ECLI:NL:RBROT:2024:10630

Rechtbank Rotterdam

Datum uitspraak
24 oktober 2024
Publicatiedatum
25 oktober 2024
Zaaknummer
ROT 23/8349
Instantie
Rechtbank Rotterdam
Type
Uitspraak
Rechtsgebied
Bestuursrecht
Procedures
  • Eerste aanleg - enkelvoudig
Vindplaatsen
  • Rechtspraak.nl
AI samenvatting door LexboostAutomatisch gegenereerd

Beroep tegen besluit Dienst Toeslagen inzake compensatie op grond van de Wet hersteloperatie toeslagen

Op 24 oktober 2024 heeft de Rechtbank Rotterdam uitspraak gedaan in een bestuursrechtelijke zaak tussen eiseres en de Dienst Toeslagen. Eiseres, die gedupeerd is in de toeslagenaffaire, had eerder een forfaitair bedrag van € 30.000,- ontvangen. De Dienst Toeslagen had op 28 juli 2021 compensatie van € 24.796,- toegekend voor de jaren 2012 en 2013, maar op 6 november 2023 werd dit bedrag verhoogd naar € 28.194,-. Eiseres heeft beroep ingesteld tegen het besluit van de Dienst Toeslagen, waarin zij betoogde dat de rentevergoeding onjuist was berekend. De rechtbank heeft de zaak behandeld op 12 augustus 2024, waarbij de gemachtigden van beide partijen aanwezig waren.

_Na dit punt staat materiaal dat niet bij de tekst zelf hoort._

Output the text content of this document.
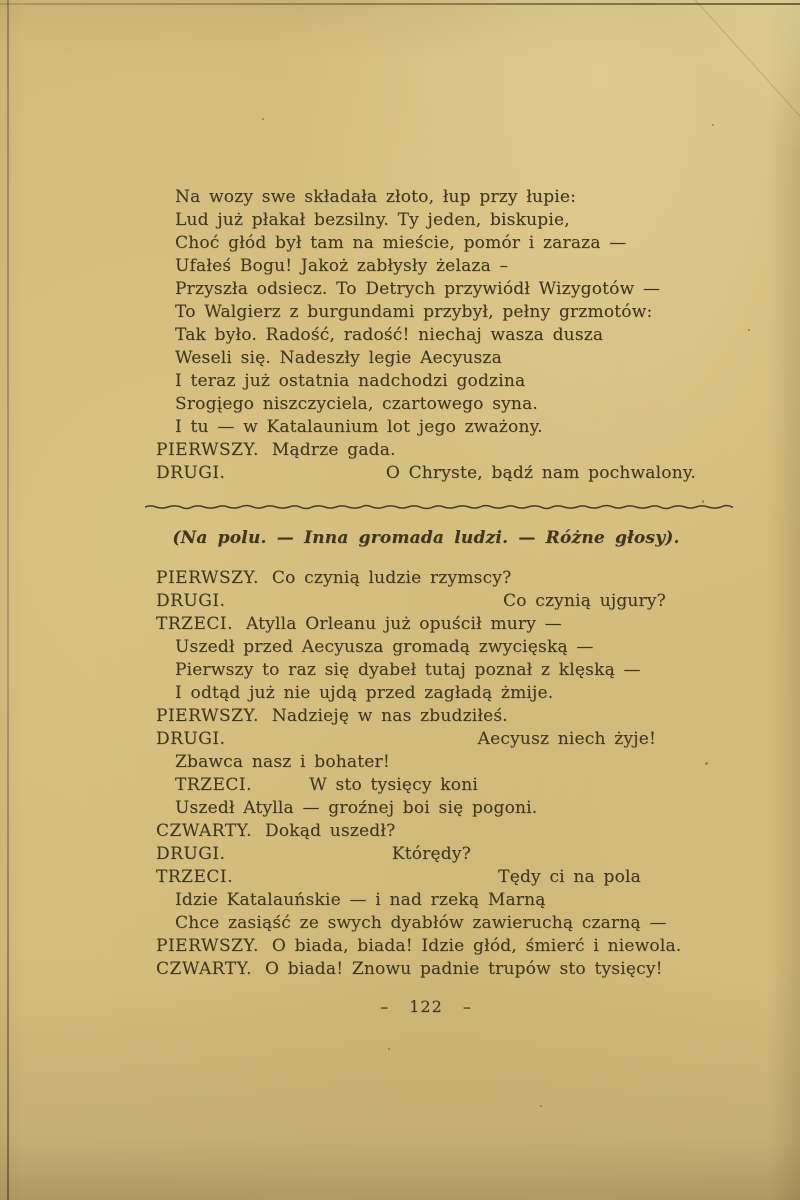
Na wozy swe składała złoto, łup przy łupie:
Lud już płakał bezsilny. Ty jeden, biskupie,
Choć głód był tam na mieście, pomór i zaraza —
Ufałeś Bogu! Jakoż zabłysły żelaza –
Przyszła odsiecz. To Detrych przywiódł Wizygotów —
To Walgierz z burgundami przybył, pełny grzmotów:
Tak było. Radość, radość! niechaj wasza dusza
Weseli się. Nadeszły legie Aecyusza
I teraz już ostatnia nadchodzi godzina
Srogįego niszczyciela, czartowego syna.
I tu — w Katalaunium lot jego zważony.
PIERWSZY. Mądrze gada.
DRUGI.	O Chryste, bądź nam pochwalony.
(Na polu. — Inna gromada ludzi. — Różne głosy).
PIERWSZY. Co czynią ludzie rzymscy?
DRUGI.	Co czynią ujgury?
TRZECI. Atylla Orleanu już opuścił mury —
Uszedł przed Aecyusza gromadą zwycięską —
Pierwszy to raz się dyabeł tutaj poznał z klęską —
I odtąd już nie ujdą przed zagładą żmije.
PIERWSZY. Nadzieję w nas zbudziłeś.
DRUGI.	Aecyusz niech żyje!
Zbawca nasz i bohater!
TRZECI.	W sto tysięcy koni
Uszedł Atylla — groźnej boi się pogoni.
CZWARTY. Dokąd uszedł?
DRUGI.	Którędy?
TRZECI.	Tędy ci na pola
Idzie Katalauńskie — i nad rzeką Marną
Chce zasiąść ze swych dyabłów zawieruchą czarną —
PIERWSZY. O biada, biada! Idzie głód, śmierć i niewola.
CZWARTY. O biada! Znowu padnie trupów sto tysięcy!
– 122 –
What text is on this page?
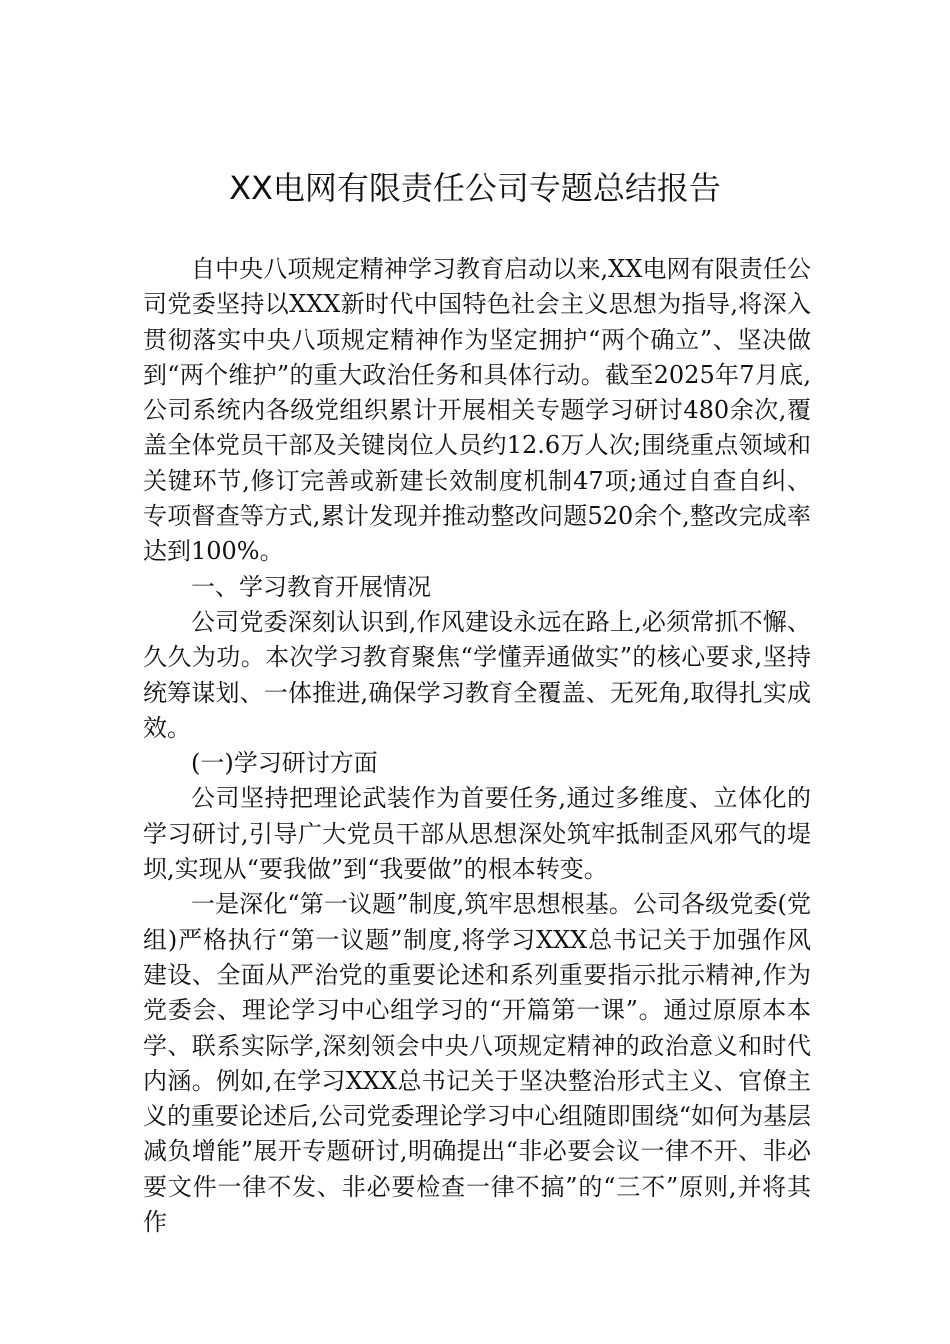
XX电网有限责任公司专题总结报告

自中央八项规定精神学习教育启动以来,XX电网有限责任公司党委坚持以XXX新时代中国特色社会主义思想为指导,将深入贯彻落实中央八项规定精神作为坚定拥护“两个确立”、坚决做到“两个维护”的重大政治任务和具体行动。截至2025年7月底,公司系统内各级党组织累计开展相关专题学习研讨480余次,覆盖全体党员干部及关键岗位人员约12.6万人次;围绕重点领域和关键环节,修订完善或新建长效制度机制47项;通过自查自纠、专项督查等方式,累计发现并推动整改问题520余个,整改完成率达到100%。

一、学习教育开展情况

公司党委深刻认识到,作风建设永远在路上,必须常抓不懈、久久为功。本次学习教育聚焦“学懂弄通做实”的核心要求,坚持统筹谋划、一体推进,确保学习教育全覆盖、无死角,取得扎实成效。

(一)学习研讨方面

公司坚持把理论武装作为首要任务,通过多维度、立体化的学习研讨,引导广大党员干部从思想深处筑牢抵制歪风邪气的堤坝,实现从“要我做”到“我要做”的根本转变。

一是深化“第一议题”制度,筑牢思想根基。公司各级党委(党组)严格执行“第一议题”制度,将学习XXX总书记关于加强作风建设、全面从严治党的重要论述和系列重要指示批示精神,作为党委会、理论学习中心组学习的“开篇第一课”。通过原原本本学、联系实际学,深刻领会中央八项规定精神的政治意义和时代内涵。例如,在学习XXX总书记关于坚决整治形式主义、官僚主义的重要论述后,公司党委理论学习中心组随即围绕“如何为基层减负增能”展开专题研讨,明确提出“非必要会议一律不开、非必要文件一律不发、非必要检查一律不搞”的“三不”原则,并将其作
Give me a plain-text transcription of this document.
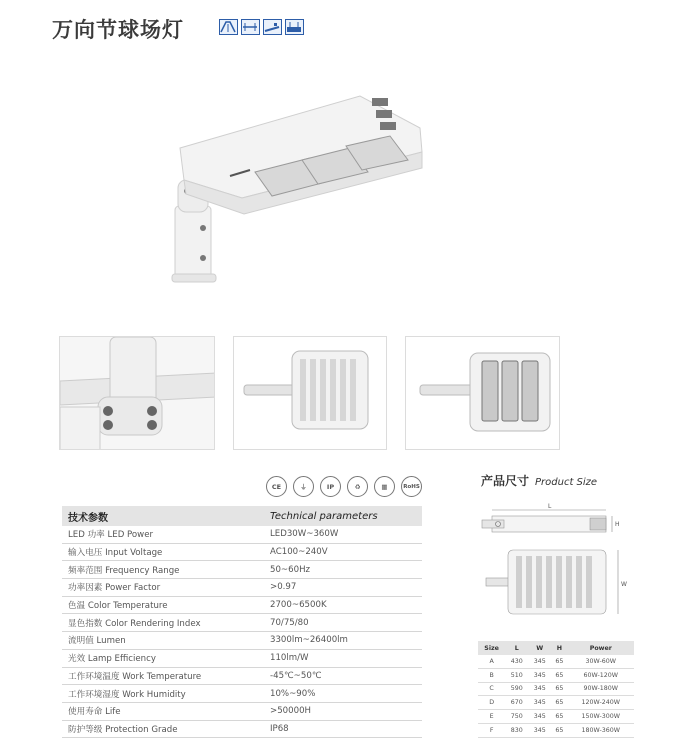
万向节球场灯
CE	⏚	IP	♻	▦	RoHS
技术参数	Technical parameters
LED 功率 LED Power	LED30W~360W
输入电压 Input Voltage	AC100~240V
频率范围 Frequency Range	50~60Hz
功率因素 Power Factor	>0.97
色温 Color Temperature	2700~6500K
显色指数 Color Rendering Index	70/75/80
流明值 Lumen	3300lm~26400lm
光效 Lamp Efficiency	110lm/W
工作环境温度 Work Temperature	-45℃~50℃
工作环境湿度 Work Humidity	10%~90%
使用寿命 Life	>50000H
防护等级 Protection Grade	IP68
产品尺寸 Product Size
L
H
W
Size	L	W	H	Power
A	430	345	65	30W-60W
B	510	345	65	60W-120W
C	590	345	65	90W-180W
D	670	345	65	120W-240W
E	750	345	65	150W-300W
F	830	345	65	180W-360W
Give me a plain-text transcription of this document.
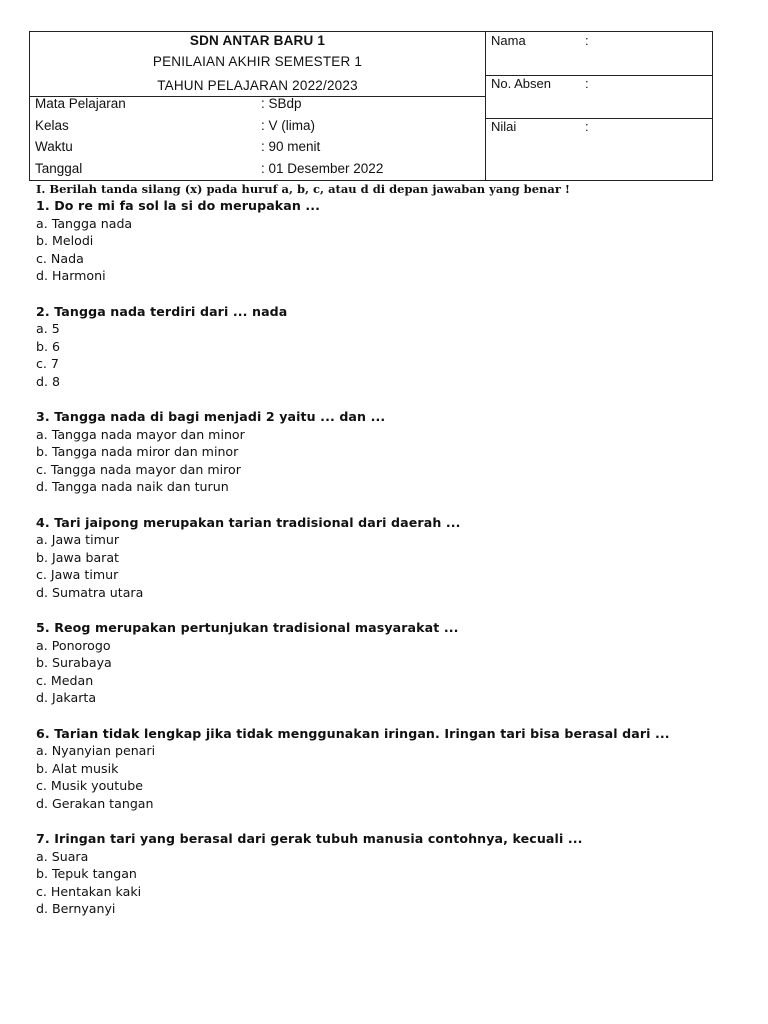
SDN ANTAR BARU 1
PENILAIAN AKHIR SEMESTER 1
TAHUN PELAJARAN 2022/2023
Mata Pelajaran	: SBdp
Kelas	: V (lima)
Waktu	: 90 menit
Tanggal	: 01 Desember 2022
Nama	:
No. Absen	:
Nilai	:
I. Berilah tanda silang (x) pada huruf a, b, c, atau d di depan jawaban yang benar !
1. Do re mi fa sol la si do merupakan ...
a. Tangga nada
b. Melodi
c. Nada
d. Harmoni
2. Tangga nada terdiri dari ... nada
a. 5
b. 6
c. 7
d. 8
3. Tangga nada di bagi menjadi 2 yaitu ... dan ...
a. Tangga nada mayor dan minor
b. Tangga nada miror dan minor
c. Tangga nada mayor dan miror
d. Tangga nada naik dan turun
4. Tari jaipong merupakan tarian tradisional dari daerah ...
a. Jawa timur
b. Jawa barat
c. Jawa timur
d. Sumatra utara
5. Reog merupakan pertunjukan tradisional masyarakat ...
a. Ponorogo
b. Surabaya
c. Medan
d. Jakarta
6. Tarian tidak lengkap jika tidak menggunakan iringan. Iringan tari bisa berasal dari ...
a. Nyanyian penari
b. Alat musik
c. Musik youtube
d. Gerakan tangan
7. Iringan tari yang berasal dari gerak tubuh manusia contohnya, kecuali ...
a. Suara
b. Tepuk tangan
c. Hentakan kaki
d. Bernyanyi
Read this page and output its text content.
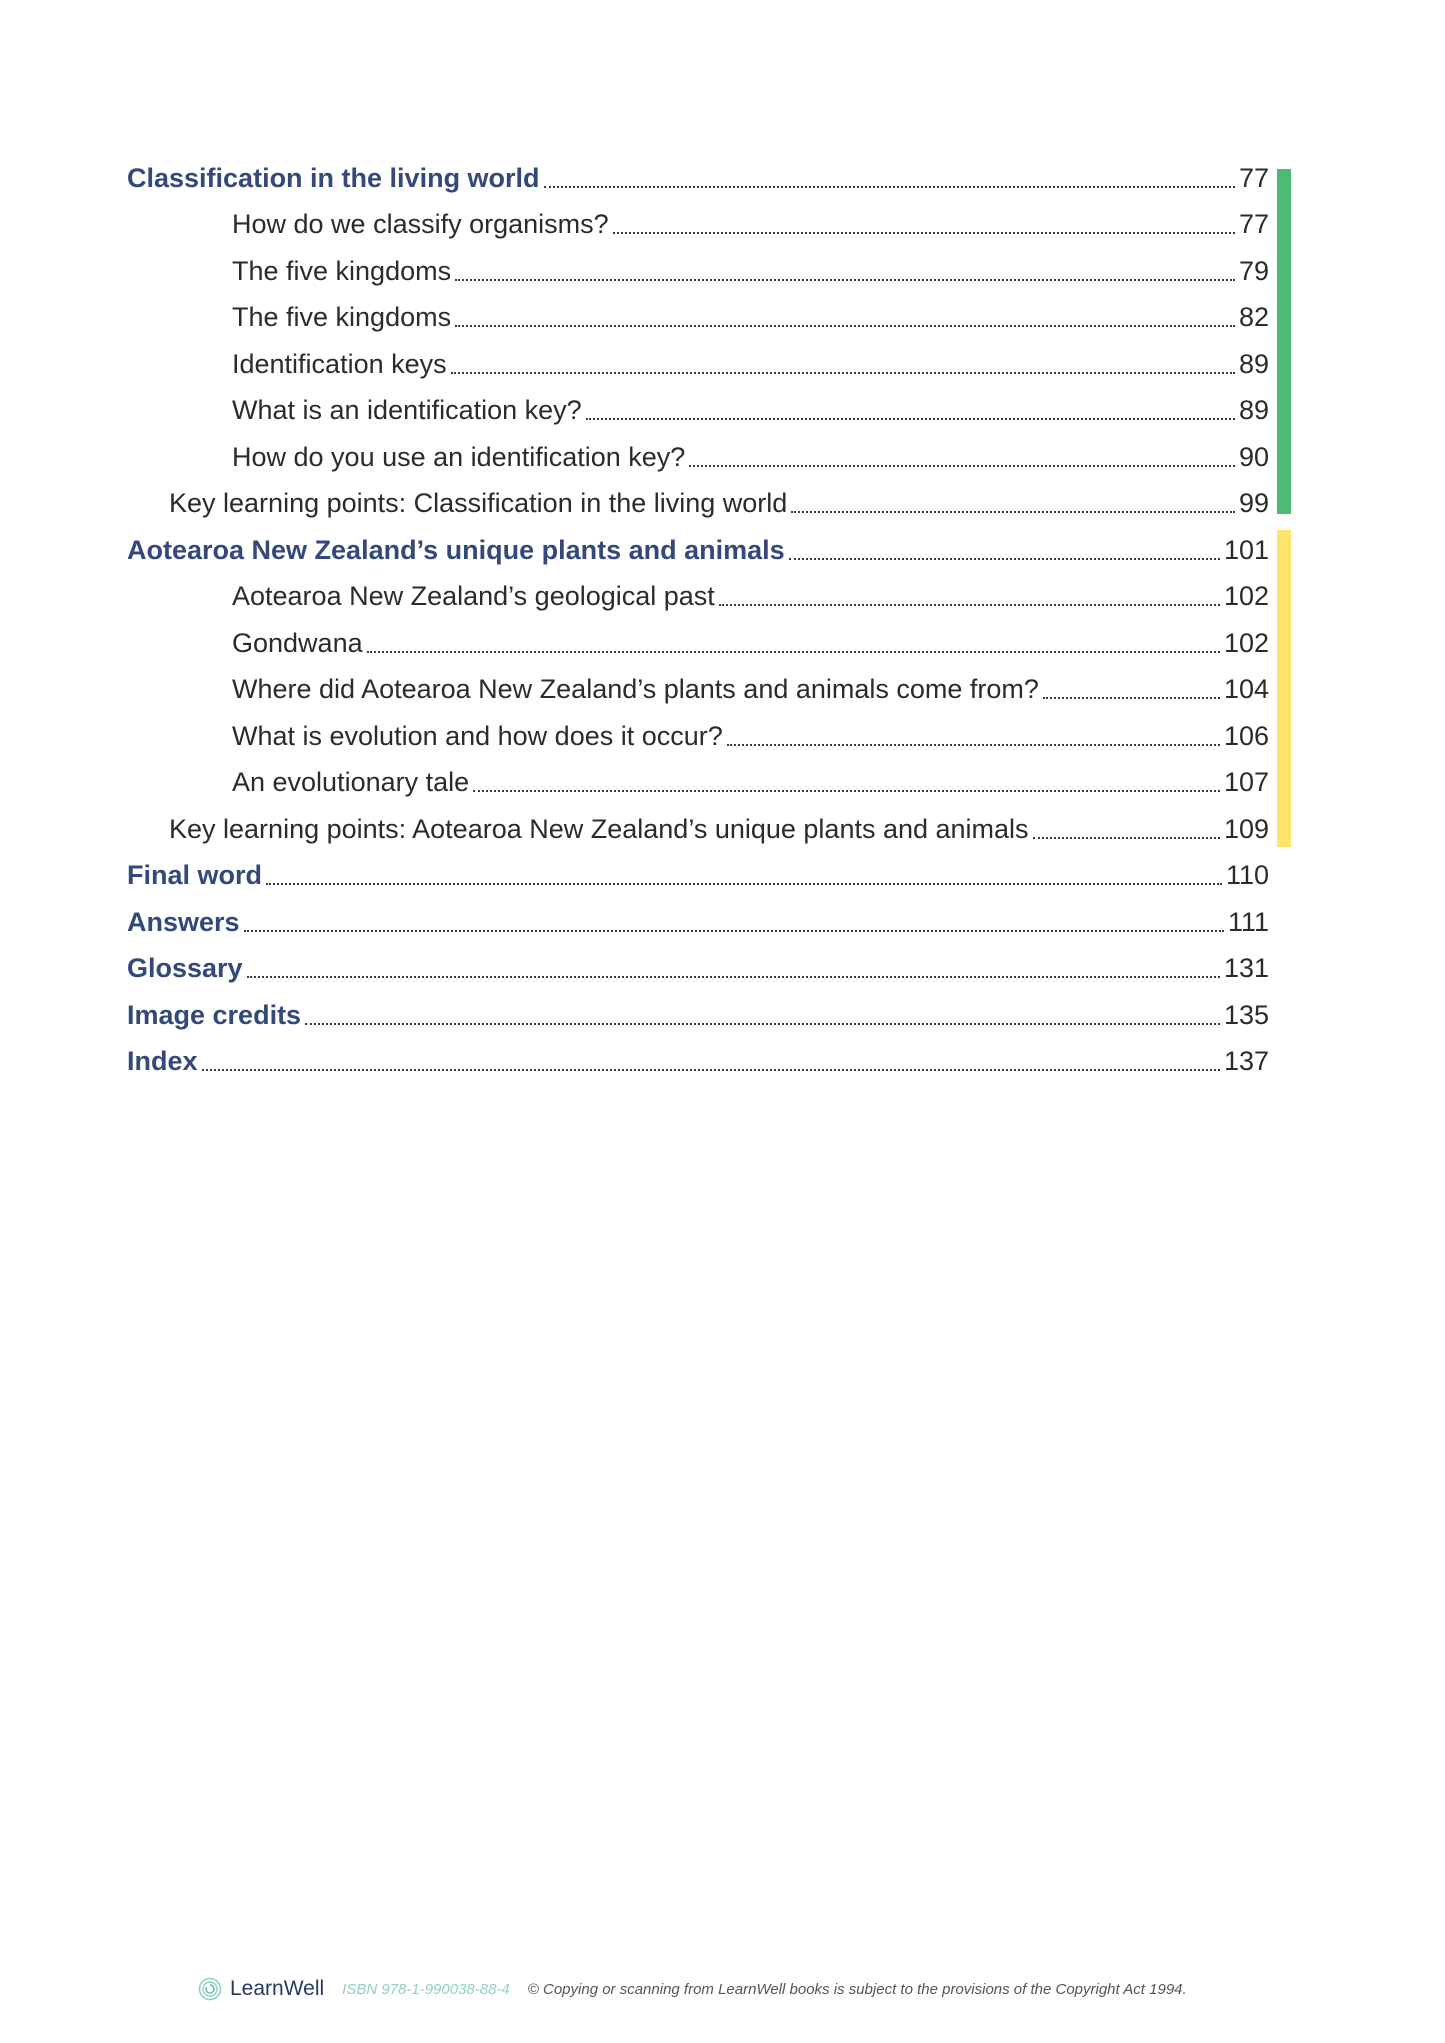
Classification in the living world	77
How do we classify organisms?	77
The five kingdoms	79
The five kingdoms	82
Identification keys	89
What is an identification key?	89
How do you use an identification key?	90
Key learning points: Classification in the living world	99
Aotearoa New Zealand’s unique plants and animals	101
Aotearoa New Zealand’s geological past	102
Gondwana	102
Where did Aotearoa New Zealand’s plants and animals come from?	104
What is evolution and how does it occur?	106
An evolutionary tale	107
Key learning points: Aotearoa New Zealand’s unique plants and animals	109
Final word	110
Answers	111
Glossary	131
Image credits	135
Index	137
LearnWell ISBN 978-1-990038-88-4 © Copying or scanning from LearnWell books is subject to the provisions of the Copyright Act 1994.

De rechtbank overweegt dat de rentevergoeding, zoals bedoeld in artikel 2.2, onder g, van de Wet hersteloperatie toeslagen (Wht), niet moet worden berekend tot de datum van het bestreden besluit. Eiseres had al op 21 mei 2021 het forfaitaire bedrag ontvangen, en het bestreden besluit leidde niet tot een nabetaling. De rechtbank concludeert dat de rentevergoeding niet verder moet worden berekend dan tot de datum van de compensatie, en dat het beroep ongegrond is. De rechtbank wijst erop dat er geen aanleiding is voor een proceskostenveroordeling.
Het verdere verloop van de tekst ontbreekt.